Amherst, OH Train Wreck, Mar 1916
30 DIE, 40 HURT IN TRIPLE WRECK
MANGLED BODIES HURLED HIGH IN AIR IN CRASH ON NEW YORK CENTRAL.
TRAINS MEET IN FOG
TWENTY COACHES AND BAGGAGE CARS OVERTURNED LIKE TOY TRAINS.
Cleveland, March 30. --- With a toll of at least 30 persons dead and 40 or more injured, federal and state officials and officials of the railroad company have begun an investigation into the cause which led to one of the most disastrous wrecks in the history of the New York Central.
When the total of dead and injured is finally ascertained, the wreck will surpass, in its cost of life and limb, even the wreck of the Twentieth Century Limited at Mentor in 1904.

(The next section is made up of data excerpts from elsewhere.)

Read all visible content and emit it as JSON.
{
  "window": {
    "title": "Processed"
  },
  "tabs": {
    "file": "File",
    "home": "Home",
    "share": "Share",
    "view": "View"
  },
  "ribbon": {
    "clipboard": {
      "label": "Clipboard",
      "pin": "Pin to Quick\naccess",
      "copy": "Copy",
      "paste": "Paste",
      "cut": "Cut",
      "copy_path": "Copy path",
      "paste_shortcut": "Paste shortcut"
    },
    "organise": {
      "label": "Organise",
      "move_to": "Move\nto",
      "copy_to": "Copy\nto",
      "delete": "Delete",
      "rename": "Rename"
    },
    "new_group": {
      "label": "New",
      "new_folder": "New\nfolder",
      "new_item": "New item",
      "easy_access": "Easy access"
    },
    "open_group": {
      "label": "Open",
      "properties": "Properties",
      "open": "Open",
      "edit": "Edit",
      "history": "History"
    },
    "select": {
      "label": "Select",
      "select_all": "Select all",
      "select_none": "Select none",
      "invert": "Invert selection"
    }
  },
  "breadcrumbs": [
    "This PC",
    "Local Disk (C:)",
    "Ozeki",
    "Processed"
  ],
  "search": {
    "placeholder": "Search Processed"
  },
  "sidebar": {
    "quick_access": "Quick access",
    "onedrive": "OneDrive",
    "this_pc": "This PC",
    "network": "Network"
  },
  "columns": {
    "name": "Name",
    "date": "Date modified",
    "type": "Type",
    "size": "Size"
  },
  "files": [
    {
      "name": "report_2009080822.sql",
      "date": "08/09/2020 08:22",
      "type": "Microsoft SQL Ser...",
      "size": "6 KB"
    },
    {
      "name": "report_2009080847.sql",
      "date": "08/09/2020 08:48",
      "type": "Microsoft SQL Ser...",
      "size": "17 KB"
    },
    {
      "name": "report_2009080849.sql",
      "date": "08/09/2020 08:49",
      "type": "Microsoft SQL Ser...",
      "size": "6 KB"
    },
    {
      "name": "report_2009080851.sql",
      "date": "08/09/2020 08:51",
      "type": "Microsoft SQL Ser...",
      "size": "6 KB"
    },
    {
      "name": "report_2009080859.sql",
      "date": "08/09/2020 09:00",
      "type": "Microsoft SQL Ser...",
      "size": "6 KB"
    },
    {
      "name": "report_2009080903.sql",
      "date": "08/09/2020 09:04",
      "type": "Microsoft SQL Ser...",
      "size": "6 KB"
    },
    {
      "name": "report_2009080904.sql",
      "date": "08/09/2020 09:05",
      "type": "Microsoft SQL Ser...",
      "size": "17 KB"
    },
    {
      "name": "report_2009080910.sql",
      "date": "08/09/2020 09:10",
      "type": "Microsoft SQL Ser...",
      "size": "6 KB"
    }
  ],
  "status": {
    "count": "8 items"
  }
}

Dense fog obscured the signal set by the first section of the eastbound Pittsburg, Baltimore, Buffalo Limited, causing another section of that train to crash into it. It plowed through the steel coaches. One minute later the Twentieth Century Limited, the fastest train in the world, westbound from New York, running 60 miles an hour, smashed into the debris thrown into its way by the wreck of No. 86. The crash and the cries of the injured and dying could be heard two miles. Twenty coaches and baggage cars were overturned like children's play trains. Two of the three great engines turned over. The boiler of the engine of Section 2 of No. 86 exploded. The water quenched a fire that started in the telescoped day coach of the first section of No. 86. All coaches of the three trains were of steel. Two coaches were crumpled into junk. Only three of the eight cars of the Twentieth Century Limited remained on the track.
The crumpled day coach of the first section of No. 86 was the "death car." The engine of the second section of No. 86 plowed through a buffet car, day coach and part of a sleep or on the tail of the first section.